I’ve spent the day at a workshop on benefit-cost analysis where a lot of discussion is on valuing policies that reduce risks to life of various kinds. US policy, for better or worse, is focused on the idea of Value of a Statistical Life. Typically a policy that reduces risks of death will be approved if the cost per life saved is below $5million, and not otherwise. (There are similar numbers applied to publicly funded health care services, prescription drugs and so on, usually per year of life saved).

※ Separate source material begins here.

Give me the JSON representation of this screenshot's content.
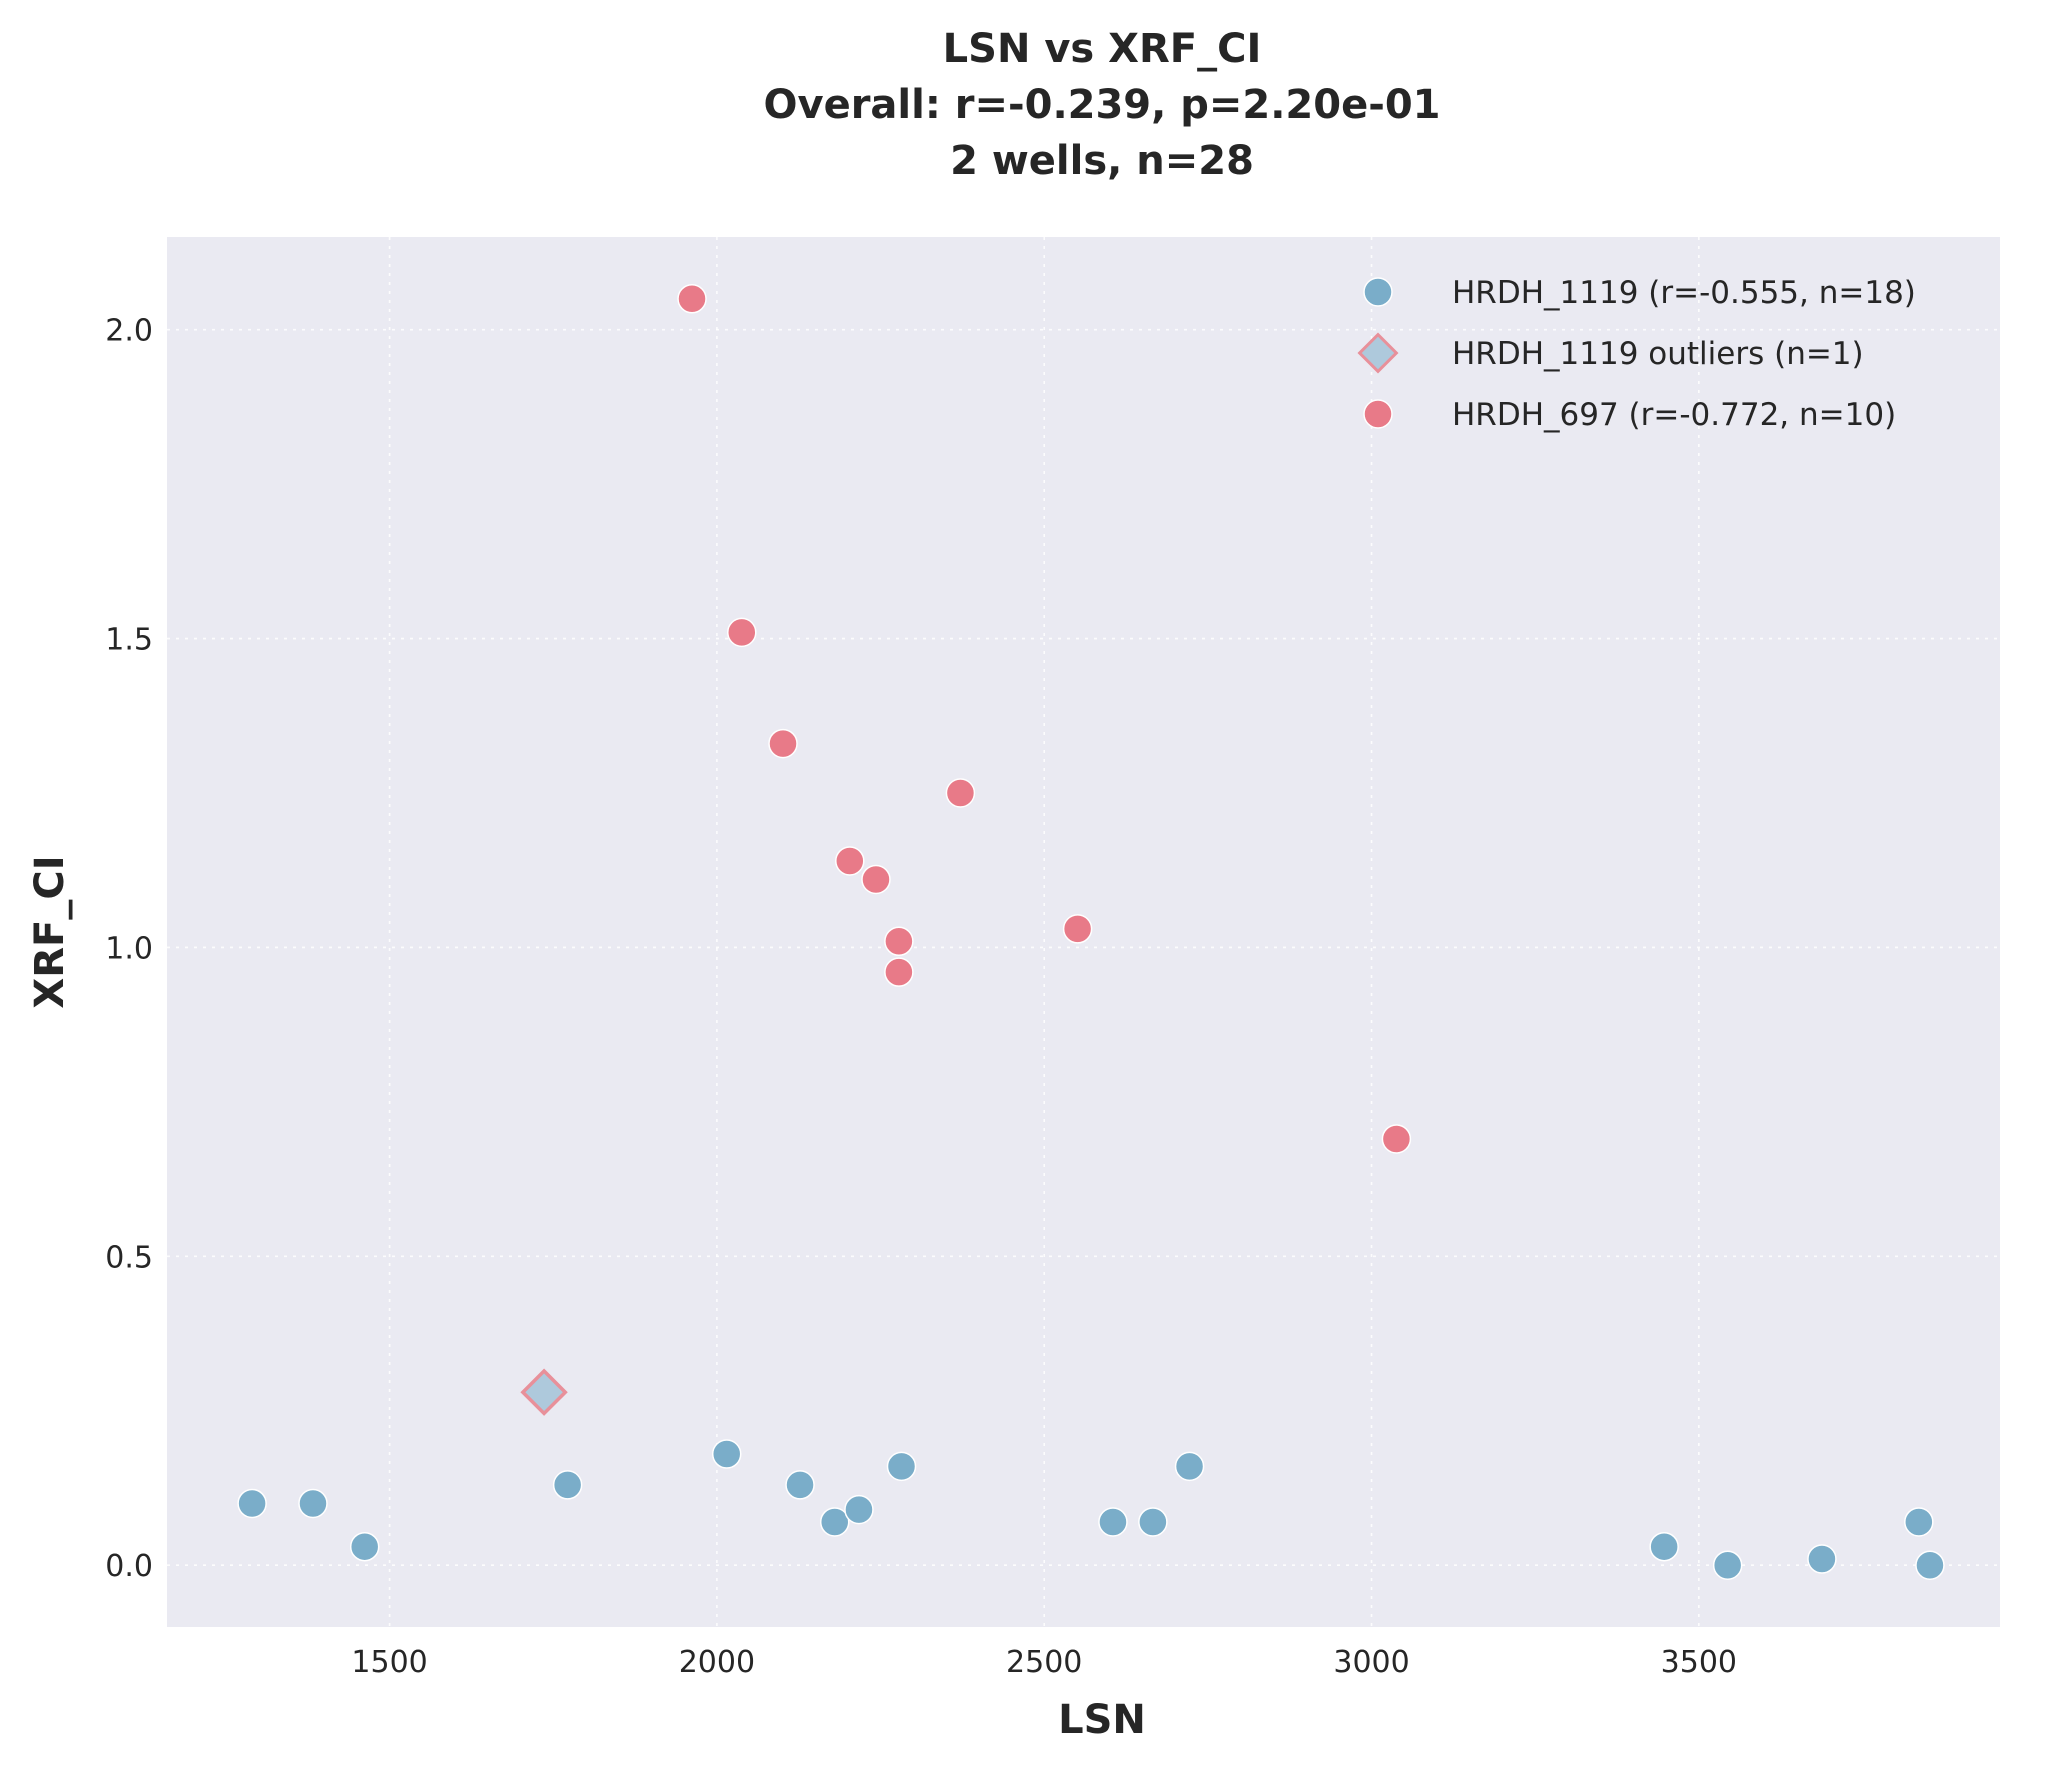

A striking thing I found out is that anti-terrorism policies of the Department of Homeland Security are subject to the same benefit-cost requirements as EPA and Transport. But Homeland Security is only one way the US government spends money with the aim of protecting Americans against attacks from terrorists and other enemies. Defense spending is far bigger and not subject to BCA, even though money spent on defense is money that can’t be spent on reducing terrorism risk through DHS or more reliably on reductions in environmental, health and transport risk
The numbers are quite striking. The ‘peacetime’ defense budget is around $500 billion a year, and the various wars of choice have cost around $250 billion a year for the last decade (very round numbers here). Allocated to domestic risk reduction, that money would save 150 000 American lives a year.
So, since 9/11, US defense spending has been chosen in preference to measures that would have saved 1.5 million American lives. That’s not a hypothetical number – it’s 1.5 million people who are now dead but who could have been saved. I think its fair to say that those people were killed by the Defense Department, or, more precisely, by the allocation of scarce life-saving resources to that Department.